Man glaubt, Pferdegetrappel auf der Auffahrt zu Schloß Rheda zu hören.  Die Kutsche hält. Ein Brief wird eingeworfen. Vielleicht der Liebesbrief von Ludwig van Beethoven  vom 6. Juli 1806 an – wahrscheinlich – Antonie Brentano ?:

Du leidest du mein theuerstes Wesen – eben jezt nehme ich wahr
dass die Briefe in aller Frühe aufgegeben werden müssen. Montags
– Donnertags – die einzigen Täge wo die Post von hier nach K.

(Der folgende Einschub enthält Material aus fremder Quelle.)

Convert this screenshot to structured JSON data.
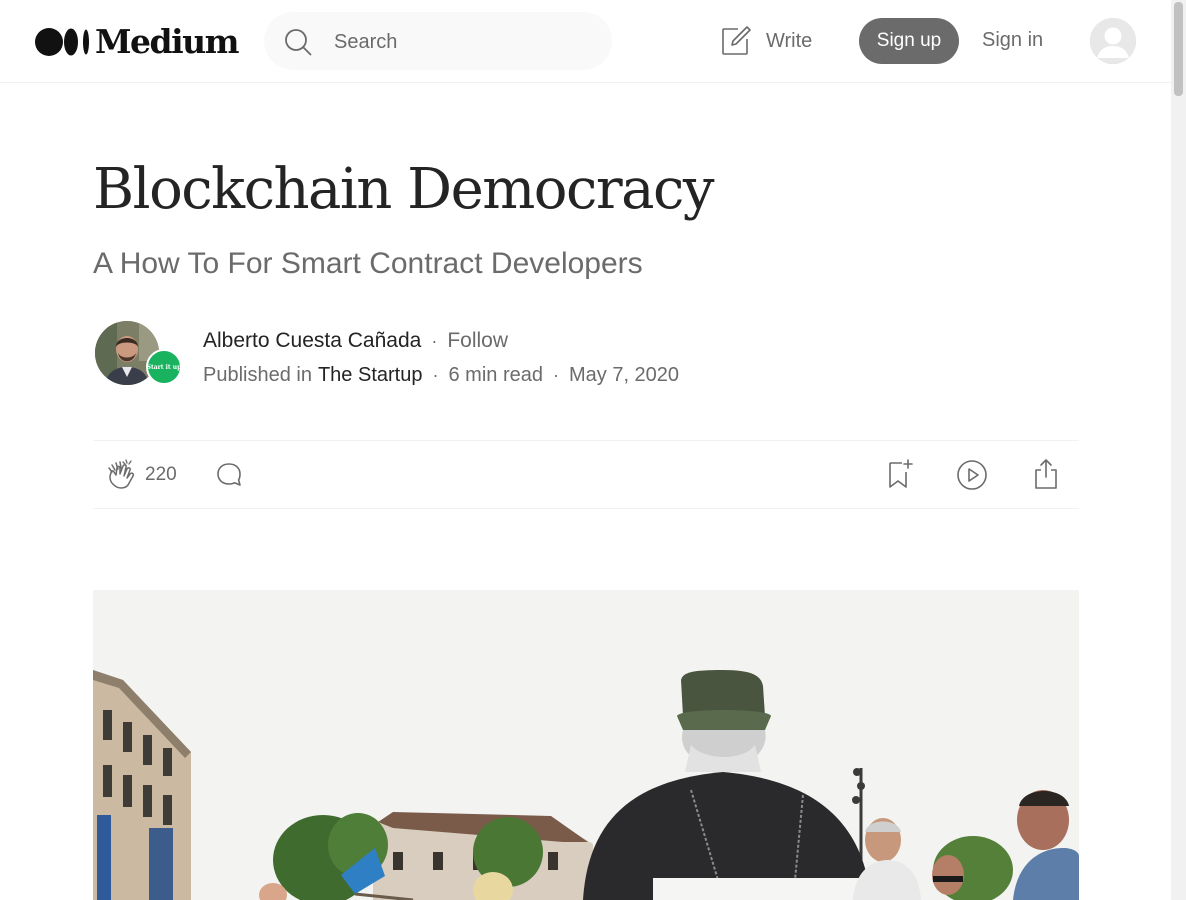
{
  "header": {
    "brand": "Medium",
    "search_placeholder": "Search",
    "write_label": "Write",
    "signup_label": "Sign up",
    "signin_label": "Sign in"
  },
  "article": {
    "title": "Blockchain Democracy",
    "subtitle": "A How To For Smart Contract Developers",
    "author": "Alberto Cuesta Cañada",
    "follow_label": "Follow",
    "published_in_label": "Published in",
    "publication": "The Startup",
    "publication_badge": "Start it up",
    "read_time": "6 min read",
    "date": "May 7, 2020",
    "separator": "·"
  },
  "actions": {
    "clap_count": "220"
  },
  "colors": {
    "text": "#242424",
    "muted": "#6b6b6b",
    "signup_bg": "#6b6b6b",
    "publication_badge_bg": "#19b35f"
  }
}
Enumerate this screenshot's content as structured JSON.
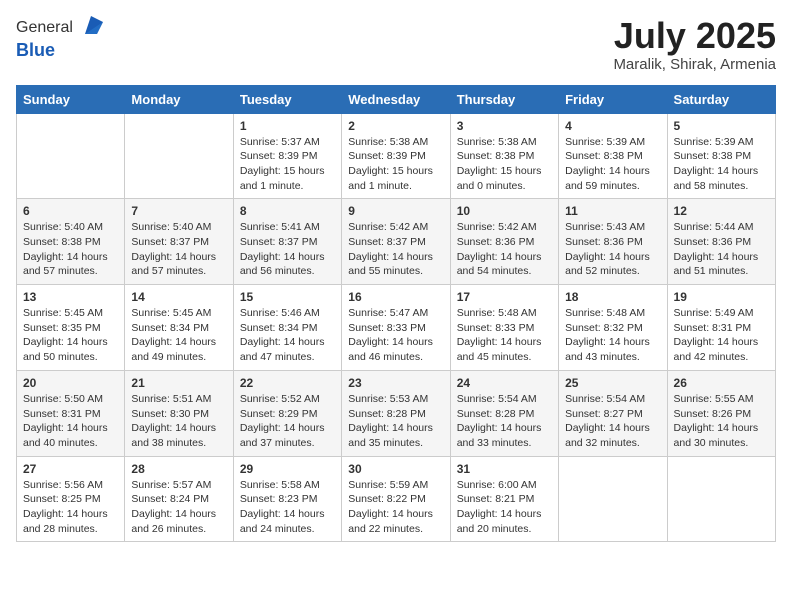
{
  "logo": {
    "general": "General",
    "blue": "Blue"
  },
  "title": {
    "month_year": "July 2025",
    "location": "Maralik, Shirak, Armenia"
  },
  "weekdays": [
    "Sunday",
    "Monday",
    "Tuesday",
    "Wednesday",
    "Thursday",
    "Friday",
    "Saturday"
  ],
  "weeks": [
    [
      {
        "day": null
      },
      {
        "day": null
      },
      {
        "day": "1",
        "sunrise": "5:37 AM",
        "sunset": "8:39 PM",
        "daylight": "15 hours and 1 minute."
      },
      {
        "day": "2",
        "sunrise": "5:38 AM",
        "sunset": "8:39 PM",
        "daylight": "15 hours and 1 minute."
      },
      {
        "day": "3",
        "sunrise": "5:38 AM",
        "sunset": "8:38 PM",
        "daylight": "15 hours and 0 minutes."
      },
      {
        "day": "4",
        "sunrise": "5:39 AM",
        "sunset": "8:38 PM",
        "daylight": "14 hours and 59 minutes."
      },
      {
        "day": "5",
        "sunrise": "5:39 AM",
        "sunset": "8:38 PM",
        "daylight": "14 hours and 58 minutes."
      }
    ],
    [
      {
        "day": "6",
        "sunrise": "5:40 AM",
        "sunset": "8:38 PM",
        "daylight": "14 hours and 57 minutes."
      },
      {
        "day": "7",
        "sunrise": "5:40 AM",
        "sunset": "8:37 PM",
        "daylight": "14 hours and 57 minutes."
      },
      {
        "day": "8",
        "sunrise": "5:41 AM",
        "sunset": "8:37 PM",
        "daylight": "14 hours and 56 minutes."
      },
      {
        "day": "9",
        "sunrise": "5:42 AM",
        "sunset": "8:37 PM",
        "daylight": "14 hours and 55 minutes."
      },
      {
        "day": "10",
        "sunrise": "5:42 AM",
        "sunset": "8:36 PM",
        "daylight": "14 hours and 54 minutes."
      },
      {
        "day": "11",
        "sunrise": "5:43 AM",
        "sunset": "8:36 PM",
        "daylight": "14 hours and 52 minutes."
      },
      {
        "day": "12",
        "sunrise": "5:44 AM",
        "sunset": "8:36 PM",
        "daylight": "14 hours and 51 minutes."
      }
    ],
    [
      {
        "day": "13",
        "sunrise": "5:45 AM",
        "sunset": "8:35 PM",
        "daylight": "14 hours and 50 minutes."
      },
      {
        "day": "14",
        "sunrise": "5:45 AM",
        "sunset": "8:34 PM",
        "daylight": "14 hours and 49 minutes."
      },
      {
        "day": "15",
        "sunrise": "5:46 AM",
        "sunset": "8:34 PM",
        "daylight": "14 hours and 47 minutes."
      },
      {
        "day": "16",
        "sunrise": "5:47 AM",
        "sunset": "8:33 PM",
        "daylight": "14 hours and 46 minutes."
      },
      {
        "day": "17",
        "sunrise": "5:48 AM",
        "sunset": "8:33 PM",
        "daylight": "14 hours and 45 minutes."
      },
      {
        "day": "18",
        "sunrise": "5:48 AM",
        "sunset": "8:32 PM",
        "daylight": "14 hours and 43 minutes."
      },
      {
        "day": "19",
        "sunrise": "5:49 AM",
        "sunset": "8:31 PM",
        "daylight": "14 hours and 42 minutes."
      }
    ],
    [
      {
        "day": "20",
        "sunrise": "5:50 AM",
        "sunset": "8:31 PM",
        "daylight": "14 hours and 40 minutes."
      },
      {
        "day": "21",
        "sunrise": "5:51 AM",
        "sunset": "8:30 PM",
        "daylight": "14 hours and 38 minutes."
      },
      {
        "day": "22",
        "sunrise": "5:52 AM",
        "sunset": "8:29 PM",
        "daylight": "14 hours and 37 minutes."
      },
      {
        "day": "23",
        "sunrise": "5:53 AM",
        "sunset": "8:28 PM",
        "daylight": "14 hours and 35 minutes."
      },
      {
        "day": "24",
        "sunrise": "5:54 AM",
        "sunset": "8:28 PM",
        "daylight": "14 hours and 33 minutes."
      },
      {
        "day": "25",
        "sunrise": "5:54 AM",
        "sunset": "8:27 PM",
        "daylight": "14 hours and 32 minutes."
      },
      {
        "day": "26",
        "sunrise": "5:55 AM",
        "sunset": "8:26 PM",
        "daylight": "14 hours and 30 minutes."
      }
    ],
    [
      {
        "day": "27",
        "sunrise": "5:56 AM",
        "sunset": "8:25 PM",
        "daylight": "14 hours and 28 minutes."
      },
      {
        "day": "28",
        "sunrise": "5:57 AM",
        "sunset": "8:24 PM",
        "daylight": "14 hours and 26 minutes."
      },
      {
        "day": "29",
        "sunrise": "5:58 AM",
        "sunset": "8:23 PM",
        "daylight": "14 hours and 24 minutes."
      },
      {
        "day": "30",
        "sunrise": "5:59 AM",
        "sunset": "8:22 PM",
        "daylight": "14 hours and 22 minutes."
      },
      {
        "day": "31",
        "sunrise": "6:00 AM",
        "sunset": "8:21 PM",
        "daylight": "14 hours and 20 minutes."
      },
      {
        "day": null
      },
      {
        "day": null
      }
    ]
  ],
  "labels": {
    "sunrise": "Sunrise:",
    "sunset": "Sunset:",
    "daylight": "Daylight:"
  }
}
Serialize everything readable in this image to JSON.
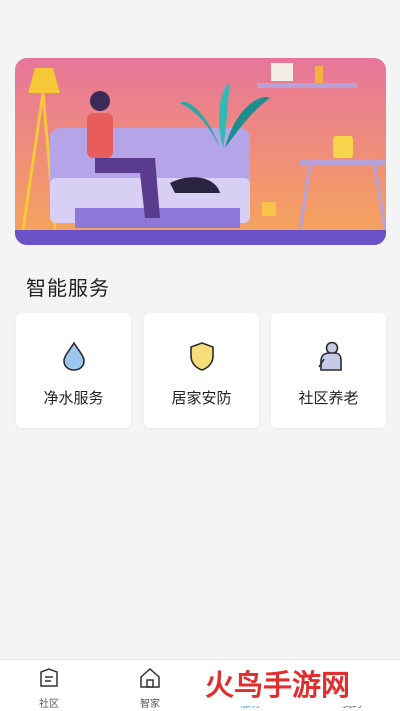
{
  "banner": {
    "alt": "illustration-woman-on-sofa"
  },
  "section": {
    "title": "智能服务"
  },
  "services": [
    {
      "label": "净水服务",
      "icon": "water-drop-icon",
      "color": "#9cc6f0"
    },
    {
      "label": "居家安防",
      "icon": "shield-icon",
      "color": "#f6dc7a"
    },
    {
      "label": "社区养老",
      "icon": "elderly-icon",
      "color": "#c5cbe6"
    }
  ],
  "tabbar": {
    "tabs": [
      {
        "label": "社区",
        "icon": "community-icon"
      },
      {
        "label": "智家",
        "icon": "home-icon"
      },
      {
        "label": "服务",
        "icon": "service-icon",
        "active": true
      },
      {
        "label": "我的",
        "icon": "profile-icon"
      }
    ]
  },
  "watermark": {
    "text": "火鸟手游网"
  },
  "colors": {
    "accent": "#3a8ee6",
    "banner_top": "#e7769a",
    "banner_bottom": "#f6a85a"
  }
}
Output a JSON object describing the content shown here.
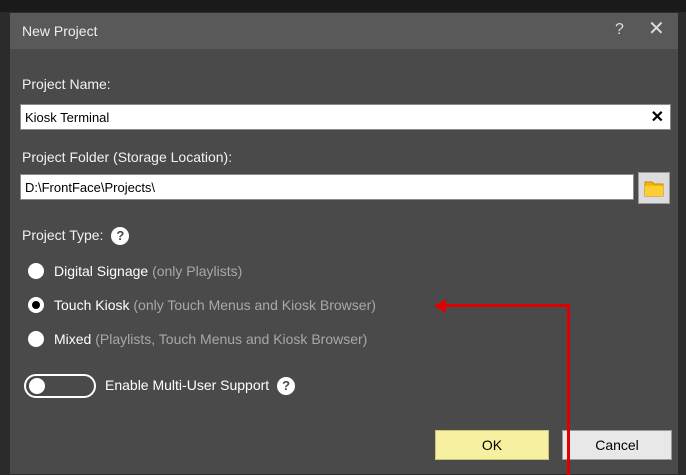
{
  "dialog": {
    "title": "New Project",
    "help_glyph": "?",
    "close_glyph": "✕"
  },
  "project_name": {
    "label": "Project Name:",
    "value": "Kiosk Terminal",
    "clear_glyph": "✕"
  },
  "project_folder": {
    "label": "Project Folder (Storage Location):",
    "value": "D:\\FrontFace\\Projects\\",
    "browse_icon": "folder-icon"
  },
  "project_type": {
    "label": "Project Type:",
    "help_glyph": "?",
    "options": [
      {
        "label": "Digital Signage",
        "hint": "(only Playlists)",
        "selected": false
      },
      {
        "label": "Touch Kiosk",
        "hint": "(only Touch Menus and Kiosk Browser)",
        "selected": true
      },
      {
        "label": "Mixed",
        "hint": "(Playlists, Touch Menus and Kiosk Browser)",
        "selected": false
      }
    ]
  },
  "multi_user": {
    "label": "Enable Multi-User Support",
    "enabled": false,
    "help_glyph": "?"
  },
  "buttons": {
    "ok": "OK",
    "cancel": "Cancel"
  },
  "colors": {
    "dialog_bg": "#4a4a4a",
    "titlebar_bg": "#595959",
    "ok_button": "#f7f0a0",
    "annotation_arrow": "#e00000"
  }
}
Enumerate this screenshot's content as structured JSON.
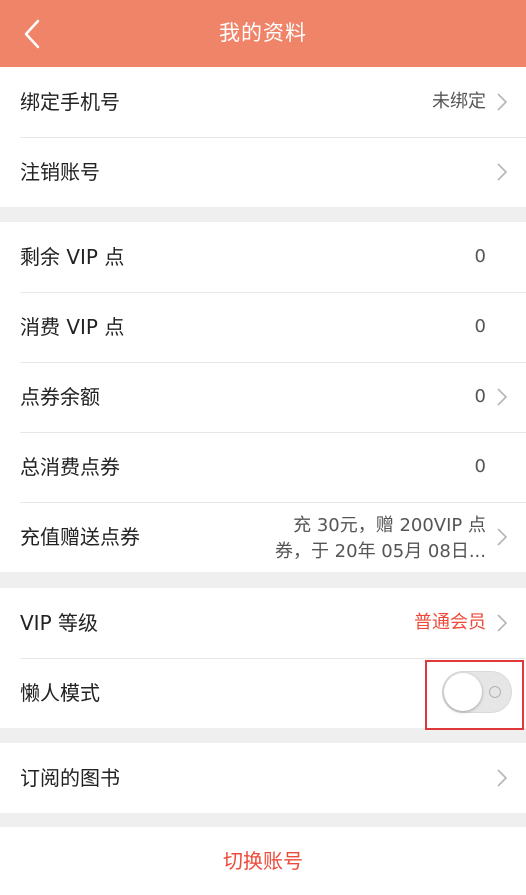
{
  "header": {
    "title": "我的资料",
    "back_icon": "chevron-left-icon"
  },
  "account": {
    "bind_phone_label": "绑定手机号",
    "bind_phone_value": "未绑定",
    "cancel_account_label": "注销账号"
  },
  "vip": {
    "remaining_points_label": "剩余 VIP 点",
    "remaining_points_value": "0",
    "consumed_points_label": "消费 VIP 点",
    "consumed_points_value": "0",
    "voucher_balance_label": "点券余额",
    "voucher_balance_value": "0",
    "total_voucher_label": "总消费点券",
    "total_voucher_value": "0",
    "recharge_label": "充值赠送点券",
    "recharge_value_line1": "充 30元，赠 200VIP 点",
    "recharge_value_line2": "券，于 20年 05月 08日..."
  },
  "settings": {
    "vip_level_label": "VIP 等级",
    "vip_level_value": "普通会员",
    "lazy_mode_label": "懒人模式",
    "lazy_mode_on": false
  },
  "books": {
    "subscribed_label": "订阅的图书"
  },
  "footer": {
    "switch_account_label": "切换账号"
  },
  "colors": {
    "header": "#ef8469",
    "accent": "#ee4a3a",
    "highlight": "#e0373a"
  }
}
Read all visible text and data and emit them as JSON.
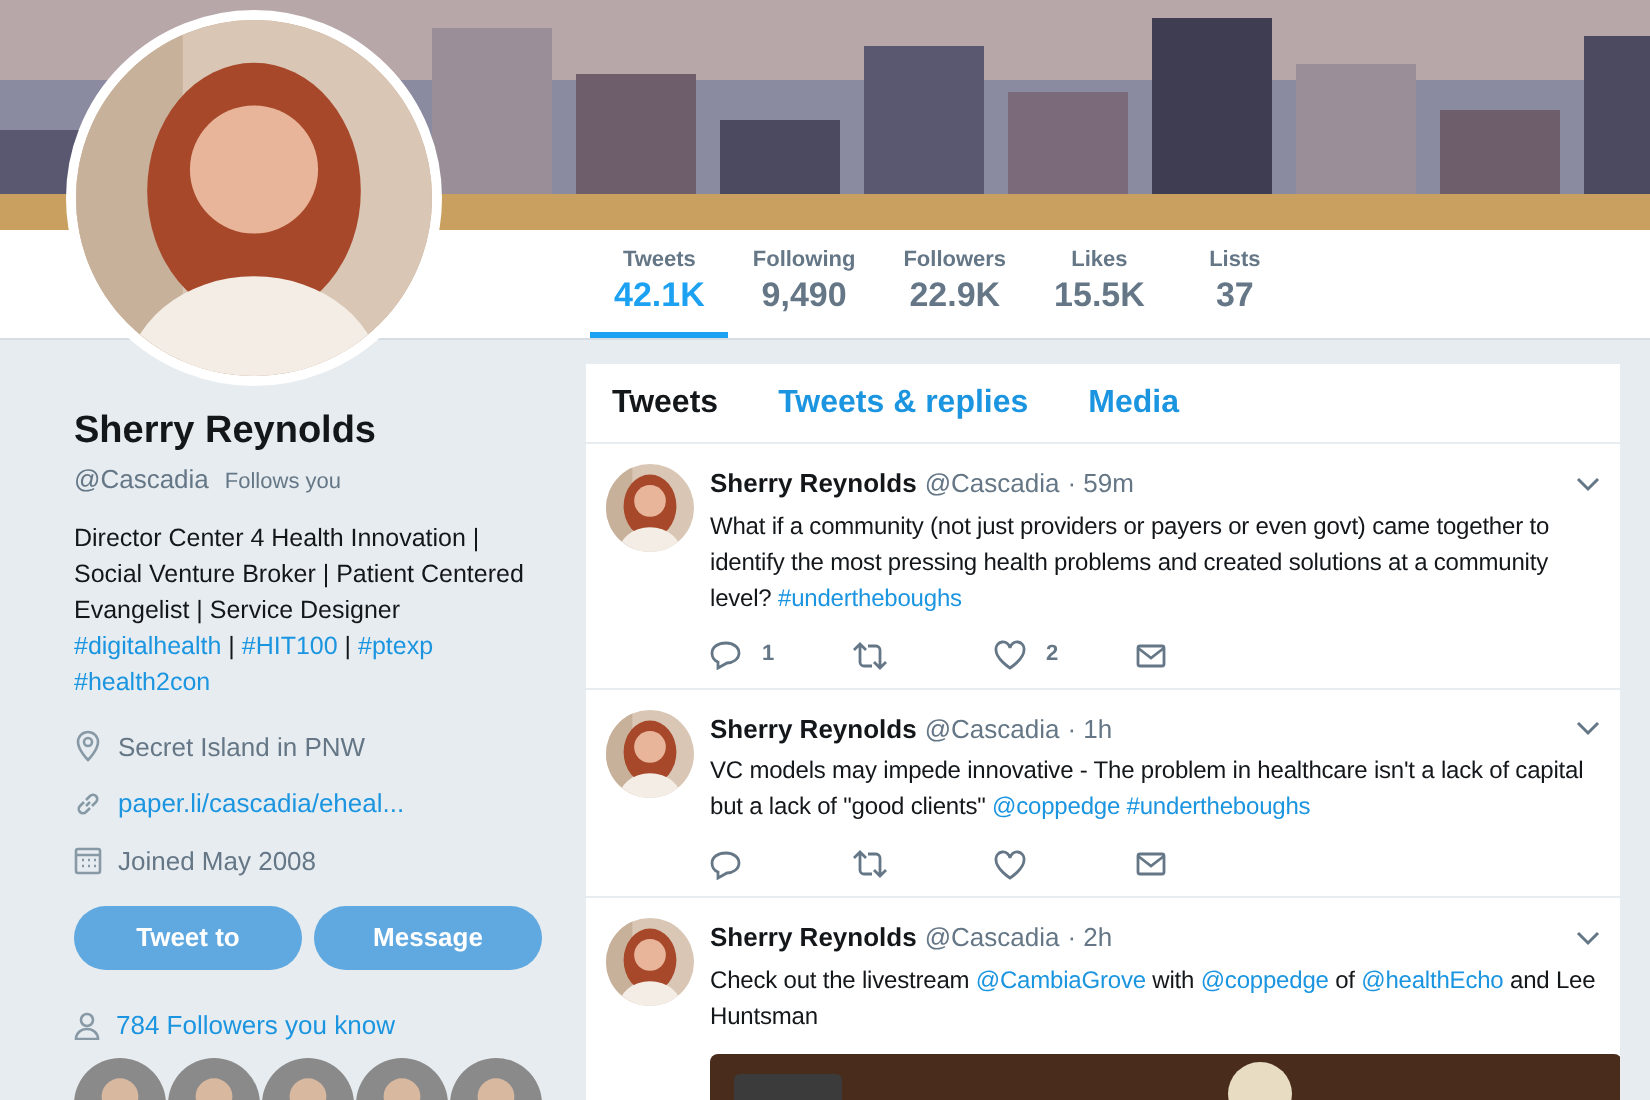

geht – du leidest – Ach, wo ich bin, bist du mit mir, mit mir
und dir rede ich mache dass ich mit dir leben kann, welches
Leben!!!! so!!!! ohne dich – Verfolgt von der Güte der
Menschen hier und da, die ich meyne – eben so wenig verdienen zu
wollen, als sie zu verdienen – Demuth des Menschen gegen den
Menschen – sie schmerzt mich – und wenn ich mich im Zusammenhang
des Universums betrachte, was bin ich und was ist der – der man
den grössten nennt – und doch – ist wieder hierin das Göttliche
des Menschen – ich weine wenn ich denke dass du erst wahrscheinlich
Sonnabends die erste Nachricht von mir erhältst – wie du mich
auch liebst – stärker liebe ich dich doch – doch nie verberge
dich vor mir – Gute Nacht – als Badender muss ich schlafen gehn
– Ach gott – so nah! so weit! ist es nicht ein wahres
Himmels-Gebäude unsre Liebe – aber auch so fest, wie die Veste
des Himmels.-

War der große Komponist, Verfasser der grandiosen Symphonien und der Oper „Fidelio“ in Rheda? Hat er dort einen Liebesbrief eingeworfen? Wir wissen es nicht. Fänden es aber sehr romantisch.